Thyroid cancer is the fastest growing cancer diagnosis in the U.S. with approximately 30,000 new cases of thyroid cancer occurring each year. Thyroid cancer occurs three-times more often in women than in men and is most common after age 30, although it can occur in any age group. Its aggressiveness increases significantly in older patients. Since the advent of high-resolution ultra-sonography and other sensitive imaging techniques, the number of patients with thyroid nodules requiring clinical evaluation has increased dramatically and approaches 50% of the U.S. population.
Fine needle aspiration (FNA) biopsy has reduced the number of diagnostic thyroidectomies for benign thyroid neoplasms, (Greaves et al,. Cancer. 90(6):335-341 (2000); Baloch, Z. W. et al., Diagn Cytopathol. 26(1):41-44 (2002); Gharib, H. et al., Ann Intern Med. 118(4):282-289 (1993); Cersosimo, E. et al., Mayo Clin Proc. 68(4):343-348 (1993); Gharib, H. et al., Clin Lab Med. 13(3):699-709 (1993); Hooft, L. et al., Thyroid. 14(4):287-293 (2004)) but may be nondiagnostic or show indeterminate or suspicious cytologic features in 20% to 30% of all thyroid nodules (Greaves et al. Cancer. 90(6):335-341 (2000); Baloch, Z. W. et al., Diagn Cytopathol. 26(1):41-44 (2002); Gharib, H. et al., Ann Intern Med. 118(4):282-289 (1993)). Because the risk of malignancy is anywhere from 5% to 30% for follicular tumors and about 50% in nodules suspicious for papillary thyroid cancer, diagnostic thyroidectomy is usually recommended. Unfortunately, no preoperative clinical or imaging factors can reliably determine which patients with suspicious, nondiagnostic or indeterminate FNA cytologic findings should undergo thyroidectomy (Tuttle, R. M. et al., Thyroid. 8(5):377-383 (1998); Basu, D. et al., Diagn Cytopathol. 8(1):23-27 (1992); Eldar, S. et al., Histopathology. 34(5):453-461 (1999); Tyler, D. S. et al., Surgery. 116(6):1054-1060 (1994)).
Many prognostic scoring systems (TNM, AMES, AGES, MACIS, EORTC) have been used to estimate disease-free survival and cause-specific mortality in patients with thyroid cancer (Kebebew, E. et al., World J Surg. 24(8):942-951 (2000); Brierley, J. D. et al., Cancer. 79(12):2414-2423 (1997); Sanders, L. E. et al., Arch Surg. 133(4):419-425 (1998); Dean, D. S. et al., Cancer Control. 7(3):229-239 (2000)).

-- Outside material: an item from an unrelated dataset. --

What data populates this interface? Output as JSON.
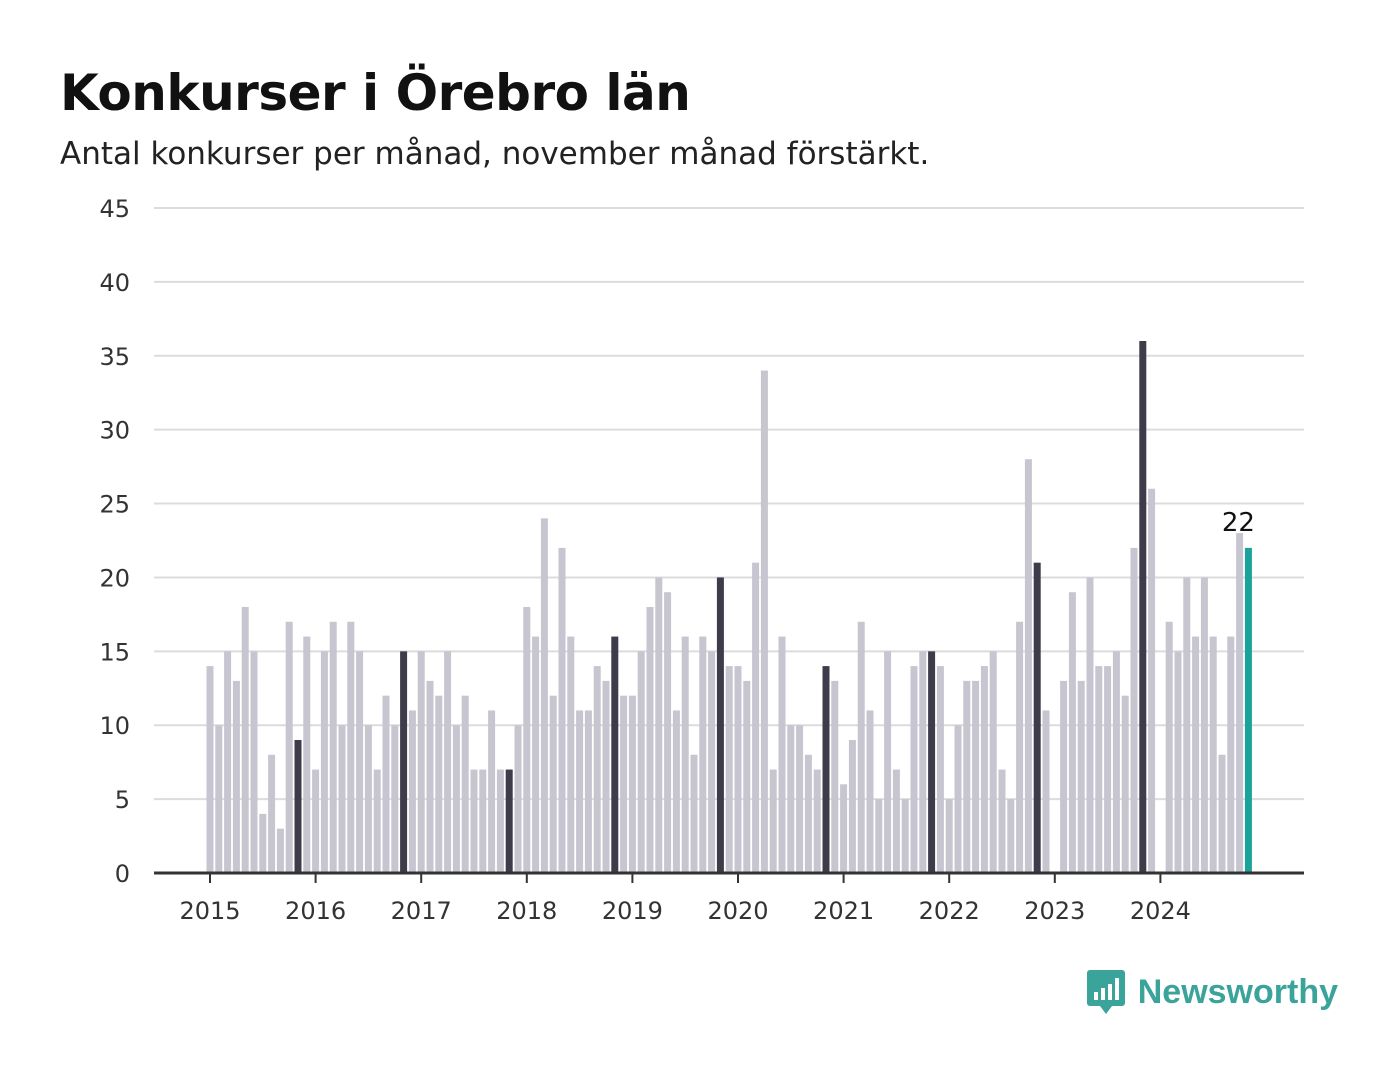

The main use of these risk classification systems is to identify patients with a poor prognosis, to ensure that they receive additional treatment such as radioiodine ablation, and get closer follow-up monitoring (Mazzaferri, E. L. et al., J Clin Endocrinol Metab. 88(4):1433-1441 (2003)). Unfortunately, none of these staging systems include data that are completely available preoperatively to guide the extent of initial surgical resection necessary (Kebebew, E. et al., World J Surg. 24(8):942-951 (2000)). Therefore, preoperative molecular markers that could reliably stratify low-risk vs. high-risk patients would be useful in the initial surgical decision-making regarding the extent of thyroidectomy and the need for lymph node dissection.
We have used cDNA array analysis to identify candidate diagnostic and extent of disease markers in thyroid neoplasms that would be intermediate or suspicious on FNA cytology (Kebebew, E. et al., Ann Surg. 242(3):353-361; discussion 361-353 (2005); Kebebew, E. et al., Surgery in press (2005)). We found 6 novel candidate diagnostic and extent of disease markers of malignant thyroid neoplasms that were confirmed by reverse-transcriptase-polymerase-chain-reaction (RT-PCR); ECM1 (U68186, UniGene ID Hs.81071), TMPRSS4 (AF179224, UniGene ID Hs.161985), ANGPT2 (AF004327, UniGene ID Hs.583870), TIMP1 (NM—003254, UniGene ID Hs.522632), EFNB2 (L38734, UniGene ID Hs.149239) and EGFR (NM—005228, UniGene ID Hs.488293). In this study, we determine the diagnostic accuracy and the ability to predict disease aggressiveness using a multigene RT-PCR assay of these 6 novel candidate markers in combination.